Credit ratings vary by state, and "differing levels of reliance on federal funding, and varying management capabilities” will play a significant role in determining which ratings change, S&P says.
"In our opinion, the longer-term deficit reduction framework adopted as part of the Budget Control Act of 2011 (BCA) could undermine the already fragile economic recovery and complicate aspects of state and local government fiscal management," Gabriel Petek, an S&P analyst, said in a statement.
Already this year, S&P has revised the credit ratings for several state governments. Six states have received upgrades, including South Dakota and Wyoming, while New Jersey and Nevada have both had their ratings lowered.

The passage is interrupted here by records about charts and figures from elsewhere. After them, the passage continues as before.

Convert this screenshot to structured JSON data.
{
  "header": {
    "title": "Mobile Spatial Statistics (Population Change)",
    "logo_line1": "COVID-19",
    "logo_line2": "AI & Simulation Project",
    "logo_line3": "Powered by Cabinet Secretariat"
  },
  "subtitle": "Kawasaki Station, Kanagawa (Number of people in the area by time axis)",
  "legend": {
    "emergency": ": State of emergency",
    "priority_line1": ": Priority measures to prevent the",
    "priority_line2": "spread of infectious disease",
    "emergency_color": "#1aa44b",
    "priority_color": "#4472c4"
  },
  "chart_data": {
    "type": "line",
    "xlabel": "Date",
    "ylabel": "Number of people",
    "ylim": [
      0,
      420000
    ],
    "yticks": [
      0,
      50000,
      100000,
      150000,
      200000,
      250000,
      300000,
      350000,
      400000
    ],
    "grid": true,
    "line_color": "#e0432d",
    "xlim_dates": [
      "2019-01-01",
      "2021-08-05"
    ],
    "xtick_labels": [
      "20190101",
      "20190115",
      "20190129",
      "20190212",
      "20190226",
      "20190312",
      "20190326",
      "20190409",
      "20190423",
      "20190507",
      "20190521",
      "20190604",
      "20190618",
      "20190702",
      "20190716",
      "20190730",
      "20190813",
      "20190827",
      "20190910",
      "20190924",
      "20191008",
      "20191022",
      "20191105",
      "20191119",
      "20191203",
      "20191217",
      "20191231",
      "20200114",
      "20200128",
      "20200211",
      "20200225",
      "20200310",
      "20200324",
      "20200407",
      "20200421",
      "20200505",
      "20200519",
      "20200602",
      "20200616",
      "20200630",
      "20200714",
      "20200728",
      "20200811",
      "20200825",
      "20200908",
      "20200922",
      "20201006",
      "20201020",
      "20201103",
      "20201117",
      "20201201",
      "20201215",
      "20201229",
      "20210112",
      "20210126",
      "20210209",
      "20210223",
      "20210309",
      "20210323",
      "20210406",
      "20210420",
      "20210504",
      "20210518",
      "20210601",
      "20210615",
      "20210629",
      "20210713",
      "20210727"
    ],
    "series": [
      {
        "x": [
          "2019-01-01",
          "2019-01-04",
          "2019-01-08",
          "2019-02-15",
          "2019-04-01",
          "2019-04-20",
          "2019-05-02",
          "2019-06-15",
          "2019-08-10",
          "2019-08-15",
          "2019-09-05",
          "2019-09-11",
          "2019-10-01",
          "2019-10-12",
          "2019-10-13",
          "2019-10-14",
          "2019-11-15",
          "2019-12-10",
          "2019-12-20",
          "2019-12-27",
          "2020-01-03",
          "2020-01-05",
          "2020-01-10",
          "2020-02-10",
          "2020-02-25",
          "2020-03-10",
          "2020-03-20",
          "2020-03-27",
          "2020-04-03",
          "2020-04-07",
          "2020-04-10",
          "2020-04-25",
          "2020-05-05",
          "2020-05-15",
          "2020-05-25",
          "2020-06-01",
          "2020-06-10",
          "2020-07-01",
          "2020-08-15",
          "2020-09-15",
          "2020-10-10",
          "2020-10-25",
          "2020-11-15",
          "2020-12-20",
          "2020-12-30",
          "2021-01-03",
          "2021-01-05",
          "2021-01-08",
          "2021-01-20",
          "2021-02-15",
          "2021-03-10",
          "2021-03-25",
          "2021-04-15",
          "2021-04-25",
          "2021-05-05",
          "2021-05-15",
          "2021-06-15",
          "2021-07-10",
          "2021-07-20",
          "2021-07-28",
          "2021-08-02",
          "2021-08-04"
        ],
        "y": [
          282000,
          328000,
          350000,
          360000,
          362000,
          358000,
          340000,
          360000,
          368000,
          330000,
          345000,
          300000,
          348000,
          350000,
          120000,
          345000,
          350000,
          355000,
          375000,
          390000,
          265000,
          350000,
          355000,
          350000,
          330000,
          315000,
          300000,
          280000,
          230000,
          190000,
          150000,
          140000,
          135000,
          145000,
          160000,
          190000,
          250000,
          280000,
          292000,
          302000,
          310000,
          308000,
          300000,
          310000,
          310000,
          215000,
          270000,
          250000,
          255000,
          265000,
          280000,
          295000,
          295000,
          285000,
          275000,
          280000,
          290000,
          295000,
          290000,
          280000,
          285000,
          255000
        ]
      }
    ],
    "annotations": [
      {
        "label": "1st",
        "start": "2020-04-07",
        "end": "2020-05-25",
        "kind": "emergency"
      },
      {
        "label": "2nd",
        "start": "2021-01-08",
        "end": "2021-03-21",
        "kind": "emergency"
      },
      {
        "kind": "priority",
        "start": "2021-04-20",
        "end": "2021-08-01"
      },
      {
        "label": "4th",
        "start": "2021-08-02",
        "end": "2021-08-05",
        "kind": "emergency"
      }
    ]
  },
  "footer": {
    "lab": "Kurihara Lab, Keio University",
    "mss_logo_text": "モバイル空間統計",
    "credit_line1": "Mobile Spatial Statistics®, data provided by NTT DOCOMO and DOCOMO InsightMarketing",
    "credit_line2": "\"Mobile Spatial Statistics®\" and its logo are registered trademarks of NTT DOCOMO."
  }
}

Meanwhile, many counties and municipalities have also fared poorly, experiencing "super-downgrades," a fall of three or more notches on the rating scale. Manassas Park, Va., for example, was downgraded a full five notches on Standard and Poor's scale, from AA- to BBB, due to "significant and rapid deteriorations of the city's financial position," the WSJ reports.
Despite the grim outlook, S&P says that since budget cuts would not take effect until 2013, state and local governments have time "to implement budget adjustments that, in our view, could prove important in the maintenance of their credit quality." Likewise, the agency said that it was possible that the highest-rated local and state governments could maintain their AAA rating.